The latest draft law was made more general to outlaw the denial of any genocide, partly in the hope of appeasing the Turks.
It could still face a long passage into law, though its backers want to see it completed before parliament is suspended at the end of February ahead of elections in the second quarter.
National Assembly speaker Bernard Accoyer said on Wednesday that he doubted the bill would pass by the end of the current parliament, as the government had not made the bill priority legislation. Armenia, backed by many historians and parliaments, says about 1.5 million Christian Armenians were killed in what is now eastern Turkey during World War One in a deliberate policy of genocide ordered by the Ottoman government.
Successive Turkish governments and the vast majority of Turks feel the charge of genocide is an insult to their nation. Ankara argues that there was heavy loss of life on both sides during fighting in the area.
The French government has stressed that it did not initiate the bill, which mandates a 45,000-euro fine and a year in jail for offenders, and says Turkey cannot impose unilateral trade sanctions. Faced with Sarkozy’s open hostility to Turkey’s stagnant bid to join the European Union, and buoyed by a fast-growing economy, Ankara has little to lose by picking a political fight with Paris. With Turkey taking an increasingly influential role in the Arab world and Middle East, especially Syria, Iran and Libya, France could experience some diplomatic discomfort, and French firms could lose out on lucrative Turkish contracts. France is Turkey’s fifth biggest export market and the sixth biggest source of its imports.

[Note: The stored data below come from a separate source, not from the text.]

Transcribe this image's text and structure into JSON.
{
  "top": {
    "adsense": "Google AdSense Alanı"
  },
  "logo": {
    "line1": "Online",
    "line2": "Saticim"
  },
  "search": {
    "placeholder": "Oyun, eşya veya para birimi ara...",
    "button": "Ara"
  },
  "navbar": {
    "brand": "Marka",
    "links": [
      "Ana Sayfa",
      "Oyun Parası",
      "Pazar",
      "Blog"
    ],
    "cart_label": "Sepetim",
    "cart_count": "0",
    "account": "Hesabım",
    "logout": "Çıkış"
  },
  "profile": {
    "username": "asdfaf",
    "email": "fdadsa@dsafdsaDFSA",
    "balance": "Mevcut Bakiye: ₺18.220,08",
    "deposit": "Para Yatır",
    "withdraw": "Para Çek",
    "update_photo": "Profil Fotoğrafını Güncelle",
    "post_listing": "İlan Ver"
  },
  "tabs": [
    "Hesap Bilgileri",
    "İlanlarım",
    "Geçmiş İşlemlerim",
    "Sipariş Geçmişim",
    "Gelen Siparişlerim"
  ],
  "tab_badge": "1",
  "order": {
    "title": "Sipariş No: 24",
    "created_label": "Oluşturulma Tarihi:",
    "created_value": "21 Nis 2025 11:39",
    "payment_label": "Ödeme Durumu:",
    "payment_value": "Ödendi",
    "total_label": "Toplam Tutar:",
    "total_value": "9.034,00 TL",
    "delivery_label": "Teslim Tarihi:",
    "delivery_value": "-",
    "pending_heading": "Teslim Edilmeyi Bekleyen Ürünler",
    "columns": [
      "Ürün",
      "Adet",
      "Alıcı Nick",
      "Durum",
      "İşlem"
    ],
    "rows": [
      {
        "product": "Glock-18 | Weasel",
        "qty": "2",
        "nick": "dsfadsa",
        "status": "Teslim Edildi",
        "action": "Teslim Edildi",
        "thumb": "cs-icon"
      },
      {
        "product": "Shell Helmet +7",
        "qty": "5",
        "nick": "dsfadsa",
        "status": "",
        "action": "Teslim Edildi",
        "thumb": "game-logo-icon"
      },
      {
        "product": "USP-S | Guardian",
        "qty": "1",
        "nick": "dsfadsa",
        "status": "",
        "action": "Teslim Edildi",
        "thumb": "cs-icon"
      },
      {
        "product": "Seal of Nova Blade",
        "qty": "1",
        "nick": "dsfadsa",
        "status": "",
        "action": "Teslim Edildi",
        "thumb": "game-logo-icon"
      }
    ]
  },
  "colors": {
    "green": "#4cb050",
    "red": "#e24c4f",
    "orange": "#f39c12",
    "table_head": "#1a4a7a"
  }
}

“Turkey is a democracy and has joined the World Trade Organisation so it can’t just discriminate for political reasons against countries,” Europe Minister Jean Leonetti told France Inter radio. “I think these threats are just hot air and we (have) to begin a much more reasoned dialogue.”
Ankara considers the bill, originally proposed by 40 deputies from Sarkozy’s party, an attempt to win the votes of 500,000 ethnic Armenians in France in next year’s elections. It believes the measure would limit freedom of speech and represents an unnecessary meddling by politicians in a business best left to historians.